Brighten Brand Note - BBmedia inc. 社長 佐野真一のブログ

BBmedia inc. 社長 佐野真一のブログ

リテールメディアが注目される理由

先日、かつてTVCMを含むマス広告の衰退の到来を警告した当時P&GのCEOであったエドウィン・アーツ氏の訃報に接しました。アーツ氏は29年前の1994年に行われた4A(全米広告業協会)のカンファランスで「DIGITAL WAKE-UP CALL」というタイトルの講演を行い、インタラクティブメディア、サブスク型メディア、ビデオゲームの台頭が広告付きテレビにもたらす影響について近い将来テレビ広告を利用した効率的なマスマーケティングができなくなる恐れを指摘しました。当時、P&Gは広告予算の90%以上をテレビ広告に投入し、ターゲットオーディエンスの90%に毎週6~7回リーチできていたそうです。そしてアーツ氏の予言は約30年経ってソーシャルメディアスマートフォンの普及までは想像できなかった一方でCTV(コネクテッドテレビ)におけるタイムシフト視聴やオンデマンド視聴に先見の明をもっていたことを証明しました。

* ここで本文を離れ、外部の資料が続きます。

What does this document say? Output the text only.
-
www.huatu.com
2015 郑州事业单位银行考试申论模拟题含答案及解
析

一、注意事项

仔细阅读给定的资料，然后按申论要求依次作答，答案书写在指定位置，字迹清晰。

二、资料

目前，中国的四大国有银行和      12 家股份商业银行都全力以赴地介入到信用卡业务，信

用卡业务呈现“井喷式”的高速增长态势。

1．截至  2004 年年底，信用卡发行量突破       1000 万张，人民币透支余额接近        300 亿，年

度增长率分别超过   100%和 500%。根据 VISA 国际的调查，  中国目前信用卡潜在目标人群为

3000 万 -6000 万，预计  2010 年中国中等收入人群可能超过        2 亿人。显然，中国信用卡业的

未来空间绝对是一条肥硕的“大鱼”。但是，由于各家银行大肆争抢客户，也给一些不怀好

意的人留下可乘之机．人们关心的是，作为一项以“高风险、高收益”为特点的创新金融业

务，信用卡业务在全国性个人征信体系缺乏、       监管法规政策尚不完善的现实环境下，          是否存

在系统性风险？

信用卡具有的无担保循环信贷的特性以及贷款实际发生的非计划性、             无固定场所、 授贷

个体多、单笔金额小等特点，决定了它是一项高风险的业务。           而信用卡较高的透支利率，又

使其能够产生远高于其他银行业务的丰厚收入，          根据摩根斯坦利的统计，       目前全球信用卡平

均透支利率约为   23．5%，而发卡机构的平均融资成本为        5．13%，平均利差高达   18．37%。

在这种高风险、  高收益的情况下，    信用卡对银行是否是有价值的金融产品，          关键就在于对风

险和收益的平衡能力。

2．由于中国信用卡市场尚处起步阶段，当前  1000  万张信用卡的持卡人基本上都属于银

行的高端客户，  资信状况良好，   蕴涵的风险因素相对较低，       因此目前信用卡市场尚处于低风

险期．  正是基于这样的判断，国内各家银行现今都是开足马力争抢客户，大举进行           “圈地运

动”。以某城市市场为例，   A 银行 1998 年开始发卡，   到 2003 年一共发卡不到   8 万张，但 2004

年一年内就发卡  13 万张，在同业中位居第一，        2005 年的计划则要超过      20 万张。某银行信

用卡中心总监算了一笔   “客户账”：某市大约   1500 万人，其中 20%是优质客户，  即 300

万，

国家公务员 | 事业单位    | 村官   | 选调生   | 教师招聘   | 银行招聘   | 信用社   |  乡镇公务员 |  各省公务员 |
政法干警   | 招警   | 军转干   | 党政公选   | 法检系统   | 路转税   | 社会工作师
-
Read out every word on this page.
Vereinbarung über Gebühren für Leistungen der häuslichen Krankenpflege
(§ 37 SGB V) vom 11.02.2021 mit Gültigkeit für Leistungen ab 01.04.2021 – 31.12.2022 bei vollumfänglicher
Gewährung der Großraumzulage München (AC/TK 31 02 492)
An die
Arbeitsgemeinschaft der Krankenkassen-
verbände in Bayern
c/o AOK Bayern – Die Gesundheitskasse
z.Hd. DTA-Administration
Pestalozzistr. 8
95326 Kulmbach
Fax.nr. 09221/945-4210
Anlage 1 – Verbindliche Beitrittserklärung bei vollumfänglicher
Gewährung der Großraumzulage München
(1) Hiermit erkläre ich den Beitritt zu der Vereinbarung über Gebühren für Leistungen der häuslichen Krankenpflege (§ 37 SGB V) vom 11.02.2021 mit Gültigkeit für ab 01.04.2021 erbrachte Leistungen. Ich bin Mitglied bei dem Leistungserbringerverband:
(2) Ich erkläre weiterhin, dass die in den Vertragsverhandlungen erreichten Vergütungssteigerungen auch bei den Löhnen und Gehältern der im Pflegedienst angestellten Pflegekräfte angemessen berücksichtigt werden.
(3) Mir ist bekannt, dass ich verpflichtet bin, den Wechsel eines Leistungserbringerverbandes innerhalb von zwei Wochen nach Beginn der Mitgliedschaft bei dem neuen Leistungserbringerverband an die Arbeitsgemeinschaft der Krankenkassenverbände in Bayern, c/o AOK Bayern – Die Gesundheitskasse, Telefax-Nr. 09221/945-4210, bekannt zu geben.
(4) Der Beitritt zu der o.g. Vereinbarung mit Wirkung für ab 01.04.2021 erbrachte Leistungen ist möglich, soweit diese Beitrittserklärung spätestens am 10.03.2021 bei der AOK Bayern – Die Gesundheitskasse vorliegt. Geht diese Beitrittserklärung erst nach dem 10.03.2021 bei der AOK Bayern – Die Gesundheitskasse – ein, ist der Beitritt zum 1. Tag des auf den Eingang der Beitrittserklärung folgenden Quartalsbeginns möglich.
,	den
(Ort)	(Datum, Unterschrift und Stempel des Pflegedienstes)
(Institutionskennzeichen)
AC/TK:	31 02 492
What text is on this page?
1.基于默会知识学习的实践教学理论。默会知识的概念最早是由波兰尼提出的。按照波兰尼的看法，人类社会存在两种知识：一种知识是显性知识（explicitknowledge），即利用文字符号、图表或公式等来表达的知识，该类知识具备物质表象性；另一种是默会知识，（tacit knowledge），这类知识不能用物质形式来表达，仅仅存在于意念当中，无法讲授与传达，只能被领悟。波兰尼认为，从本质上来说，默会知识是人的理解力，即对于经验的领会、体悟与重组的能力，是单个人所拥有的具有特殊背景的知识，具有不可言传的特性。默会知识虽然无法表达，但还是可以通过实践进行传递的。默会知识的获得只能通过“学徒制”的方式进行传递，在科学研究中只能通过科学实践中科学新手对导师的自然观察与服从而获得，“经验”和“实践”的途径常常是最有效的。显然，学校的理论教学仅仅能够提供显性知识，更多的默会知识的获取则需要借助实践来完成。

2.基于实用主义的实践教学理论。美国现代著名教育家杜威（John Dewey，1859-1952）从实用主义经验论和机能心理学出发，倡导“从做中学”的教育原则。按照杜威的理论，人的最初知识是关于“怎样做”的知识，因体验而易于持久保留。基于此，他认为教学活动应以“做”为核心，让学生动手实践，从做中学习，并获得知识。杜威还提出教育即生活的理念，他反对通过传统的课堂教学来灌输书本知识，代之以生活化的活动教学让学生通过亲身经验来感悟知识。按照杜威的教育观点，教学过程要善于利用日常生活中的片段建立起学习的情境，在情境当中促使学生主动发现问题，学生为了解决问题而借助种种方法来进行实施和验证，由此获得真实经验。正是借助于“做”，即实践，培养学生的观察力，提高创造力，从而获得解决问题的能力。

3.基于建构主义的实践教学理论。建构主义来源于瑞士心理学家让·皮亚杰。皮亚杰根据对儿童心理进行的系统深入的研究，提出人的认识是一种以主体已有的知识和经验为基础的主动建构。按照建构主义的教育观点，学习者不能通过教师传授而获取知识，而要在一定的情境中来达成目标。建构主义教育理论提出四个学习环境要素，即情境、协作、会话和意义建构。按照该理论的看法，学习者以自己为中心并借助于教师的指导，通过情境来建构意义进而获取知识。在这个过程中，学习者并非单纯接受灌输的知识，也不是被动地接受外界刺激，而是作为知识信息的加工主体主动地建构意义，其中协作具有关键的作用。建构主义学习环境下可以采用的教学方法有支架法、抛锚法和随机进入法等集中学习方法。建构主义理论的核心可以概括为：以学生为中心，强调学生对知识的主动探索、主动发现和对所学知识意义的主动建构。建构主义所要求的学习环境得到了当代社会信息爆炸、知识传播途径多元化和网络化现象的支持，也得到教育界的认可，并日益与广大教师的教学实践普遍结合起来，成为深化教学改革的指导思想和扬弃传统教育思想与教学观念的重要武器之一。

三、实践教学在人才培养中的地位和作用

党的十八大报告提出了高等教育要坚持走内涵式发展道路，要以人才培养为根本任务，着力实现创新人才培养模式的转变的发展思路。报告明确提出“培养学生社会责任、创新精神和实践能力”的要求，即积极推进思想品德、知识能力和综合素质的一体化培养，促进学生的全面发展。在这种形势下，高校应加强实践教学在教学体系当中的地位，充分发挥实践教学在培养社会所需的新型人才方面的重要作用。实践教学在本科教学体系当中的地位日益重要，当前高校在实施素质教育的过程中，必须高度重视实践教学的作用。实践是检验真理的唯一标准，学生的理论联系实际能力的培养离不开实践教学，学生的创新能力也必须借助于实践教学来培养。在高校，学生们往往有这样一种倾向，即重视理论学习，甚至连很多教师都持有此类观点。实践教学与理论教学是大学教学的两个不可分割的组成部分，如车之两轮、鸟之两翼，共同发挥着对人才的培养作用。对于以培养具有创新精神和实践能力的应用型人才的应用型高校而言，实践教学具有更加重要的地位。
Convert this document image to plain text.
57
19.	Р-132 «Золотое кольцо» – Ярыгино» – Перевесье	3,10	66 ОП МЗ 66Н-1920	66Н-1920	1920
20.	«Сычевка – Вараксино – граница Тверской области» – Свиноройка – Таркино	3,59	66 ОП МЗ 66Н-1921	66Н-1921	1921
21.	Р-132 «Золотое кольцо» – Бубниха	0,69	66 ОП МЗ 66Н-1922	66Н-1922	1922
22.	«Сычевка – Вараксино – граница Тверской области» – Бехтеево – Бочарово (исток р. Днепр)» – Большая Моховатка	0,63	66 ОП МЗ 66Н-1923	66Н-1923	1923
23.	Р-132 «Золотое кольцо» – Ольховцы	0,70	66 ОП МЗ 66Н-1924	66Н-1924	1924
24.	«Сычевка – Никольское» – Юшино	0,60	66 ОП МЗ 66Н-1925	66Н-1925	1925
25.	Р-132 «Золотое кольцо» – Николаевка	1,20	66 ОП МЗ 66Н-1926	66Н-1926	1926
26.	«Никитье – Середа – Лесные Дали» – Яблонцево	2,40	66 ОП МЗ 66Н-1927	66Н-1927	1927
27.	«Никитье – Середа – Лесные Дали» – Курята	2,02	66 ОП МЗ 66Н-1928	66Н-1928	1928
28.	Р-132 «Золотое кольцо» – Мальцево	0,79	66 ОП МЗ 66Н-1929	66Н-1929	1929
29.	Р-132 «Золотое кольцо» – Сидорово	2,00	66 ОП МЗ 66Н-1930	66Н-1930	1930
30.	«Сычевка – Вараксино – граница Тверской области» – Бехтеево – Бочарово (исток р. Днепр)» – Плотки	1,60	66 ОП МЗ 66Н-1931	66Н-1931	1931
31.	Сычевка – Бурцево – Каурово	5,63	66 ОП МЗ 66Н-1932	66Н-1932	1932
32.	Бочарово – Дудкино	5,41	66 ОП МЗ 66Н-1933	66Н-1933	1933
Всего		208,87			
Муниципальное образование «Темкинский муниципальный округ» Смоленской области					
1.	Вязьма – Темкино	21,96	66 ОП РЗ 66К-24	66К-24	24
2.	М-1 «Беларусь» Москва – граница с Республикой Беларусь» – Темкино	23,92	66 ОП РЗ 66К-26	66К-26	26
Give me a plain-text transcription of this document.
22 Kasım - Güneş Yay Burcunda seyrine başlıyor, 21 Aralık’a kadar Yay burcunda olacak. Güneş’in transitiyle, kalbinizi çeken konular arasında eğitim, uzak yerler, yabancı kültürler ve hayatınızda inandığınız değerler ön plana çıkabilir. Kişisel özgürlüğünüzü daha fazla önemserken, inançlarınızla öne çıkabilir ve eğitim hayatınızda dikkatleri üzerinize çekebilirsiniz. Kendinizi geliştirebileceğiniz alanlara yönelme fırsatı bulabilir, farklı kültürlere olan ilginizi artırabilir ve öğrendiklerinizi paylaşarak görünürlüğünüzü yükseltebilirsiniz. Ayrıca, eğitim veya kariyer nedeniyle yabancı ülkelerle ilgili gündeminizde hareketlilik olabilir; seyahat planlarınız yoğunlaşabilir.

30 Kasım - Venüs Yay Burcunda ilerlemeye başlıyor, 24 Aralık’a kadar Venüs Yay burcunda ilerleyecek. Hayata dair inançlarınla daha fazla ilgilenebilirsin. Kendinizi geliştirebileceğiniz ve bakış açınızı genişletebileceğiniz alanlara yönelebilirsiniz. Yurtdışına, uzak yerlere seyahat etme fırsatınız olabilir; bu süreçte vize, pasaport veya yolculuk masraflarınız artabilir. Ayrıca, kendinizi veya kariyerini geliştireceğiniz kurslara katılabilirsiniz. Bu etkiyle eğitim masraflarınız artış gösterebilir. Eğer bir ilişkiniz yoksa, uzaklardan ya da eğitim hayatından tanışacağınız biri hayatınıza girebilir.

時代は移りこのところ米国で飛びぬけて成長著しいメディアと言われているのが上記のCTVともうひとつ、リテールメディアです。膨大な購入履歴にもとづくセグメントで動画広告のターゲティングをずっと行ってきたアマゾンの後を追ってメディア事業に本格的に乗り出したのがウォールマートのような量販店とクローガーのような食品スーパーマーケットチェーンです。ウォールマートの広告ビジネス「ウォールマートコネクト」の直近の成長率はアマゾンを凌いでいるとさえ言われています。リテールメディアの裾野がさらに広がっている理由は小売業が買い物客のデータを広告主に提供し、CTV広告のターゲティングや効果測定を可能にしているからです。もちろん、小売業者はショッパーデータを自社のネットワーク以外に持ち出すことを禁じている場合が多いので複数の小売にまたがったキャンペーンはやりにくいのが現状です。

一方、最近では個人情報に留意した分析サービスを通じてブランドのファーストパーティデータとCTV視聴データベースと小売購入履歴をマッチングさせる技術が高まっています。また、リテールメディアの上位5社であるアマゾン、クローガー、ウォールマート、ターゲット、アルバートソンズはそれぞれ各社限定ながらCTV広告のターゲティングに乗り出しています。そんな中で昨年レッドブルとクローガーはCTV広告に購入履歴データを利用して売上増に繋がった事例を発表しました。レッドブルを買ったことはあるけれど数ヶ月間買っていない心離れした顧客、レッドブルを買う顧客が一緒に買っている商品を特定し、その商品を買っていながらレッドブルを一度も買ったことがない顧客の両方に狙いを定めたのです。

行き過ぎたターゲティングは効率ばかりを求めても限界があると言われる中でショッパーデータを利用して新たな顧客にリーチできる可能性があることはブランドにとって朗報です。